A review of the audio recording of the 36-minute interview showed that the chief lied nearly a dozen times about what he'd done.
Listen to the audio of the first six and a half minutes of the interview here:
At the beginning of the call, as this reporter began to describe the accusation that he'd created the account, del Pozo interrupted and said, "No."
"So you did not do that?" this reporter asked.
"Nope," del Pozo said.
He went on to say, "I haven't created any fake Twitter accounts either, or Facebook accounts, at all."
At Friday's press conference, del Pozo attributed his behavior to a temporary lapse in judgment owing to a combination of stress and ongoing complications from the traumatic brain injury he suffered after a bicycling accident in 2018.
“You can make decisions that you do not normally make under those circumstances,” del Pozo said. “Being the chief of police and being responsible for the welfare of an entire city and for a police department can be very, very stressful.”
Del Pozo said he created the account on July 4 to troll Charles Winkleman, an outspoken activist who regularly criticizes del Pozo and others on Twitter. The profile, WinkleWatchers, was active for about an hour before del Pozo deleted it, he said.
While Weinberger called del Pozo's actions "unacceptable, inappropriate, and not consistent with what I expect from the Chief of Police," the mayor also lauded the chief for coming clean about what he'd done. But del Pozo waited more than three weeks to tell Weinberger about his actions and only did so after Seven Days questioned him.
"I didn't know where my head was.

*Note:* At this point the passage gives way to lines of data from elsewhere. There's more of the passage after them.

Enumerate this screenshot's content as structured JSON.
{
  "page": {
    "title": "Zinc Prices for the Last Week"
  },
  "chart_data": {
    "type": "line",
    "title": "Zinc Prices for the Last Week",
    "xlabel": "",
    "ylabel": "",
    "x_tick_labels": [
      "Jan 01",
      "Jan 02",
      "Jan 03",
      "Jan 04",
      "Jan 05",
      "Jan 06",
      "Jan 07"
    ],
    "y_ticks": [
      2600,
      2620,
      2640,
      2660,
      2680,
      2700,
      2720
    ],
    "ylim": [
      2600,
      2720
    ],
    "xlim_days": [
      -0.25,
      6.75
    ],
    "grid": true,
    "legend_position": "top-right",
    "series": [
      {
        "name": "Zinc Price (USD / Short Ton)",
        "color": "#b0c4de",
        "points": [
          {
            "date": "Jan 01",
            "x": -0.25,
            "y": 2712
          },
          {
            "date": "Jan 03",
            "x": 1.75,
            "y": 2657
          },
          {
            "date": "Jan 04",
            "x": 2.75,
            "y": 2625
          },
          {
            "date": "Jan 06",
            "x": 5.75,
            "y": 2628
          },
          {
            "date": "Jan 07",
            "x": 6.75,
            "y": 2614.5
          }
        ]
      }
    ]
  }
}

This was out of character," del Pozo recalled telling the mayor. "I know that I have these back and forths on the internet ... but I don't know why I did this thing."
He subsequently took a six-week medical leave, returning in September.
City councilors, police commissioners and the police union leader all said they did not know about the account until shortly before Seven Days' story was published Thursday night.
"The membership is understandably angry ... about what was revealed yesterday," Cpl. Tyler Badeau, the president of the police union, said Friday. He expected the union would issue a formal statement next week.
Councilor Max Tracy (P-Ward 2) said del Pozo should resign.
“He’s lost the trust of the public,” Tracy said. “This will follow him wherever he goes.”
The city council is scheduled to meet on Monday evening, but the chief is not on the agenda. City Council President Kurt Wright (R-Ward 4) said he's invited del Pozo to appear on his radio show, "The Morning Drive," on Monday. "If he is going to weather this storm, he’s going to have to be completely open and candid," Wright said.
"The chief made two critical, really big mistakes that are indefensible, that he has owned up to and apologized for," said Wright. "But at the same time, he's a human being like I am, and we've all made mistakes. I think it's important that we not throw someone under the bus despite the severity of the mistake."
Other councilors reached by Seven Days on Friday had mixed reactions. Councilor Brian Pine (P-Ward 3) called for a restorative justice process in which del Pozo and Winkleman would meet and collaboratively address the issue. Councilor Jack Hanson (P-East District) said he was "disturbed and distraught" by del Pozo's actions and called for "a process of accountability."
Councilor Perri Freeman (P-Central District), who was one of two councilors who voted not to reappoint del Pozo in June, said she wants to hear from the public on how to respond.
Councilor Franklin Paulino (D-North District) said he'd already decided that del Pozo shouldn't resign or be fired because the incident was an aberration.
"As long as it’s not part of a bigger problem ... I stand behind our chief," Paulino said, adding, "He obviously made a mistake, and it sounds like he’s paying the price for it."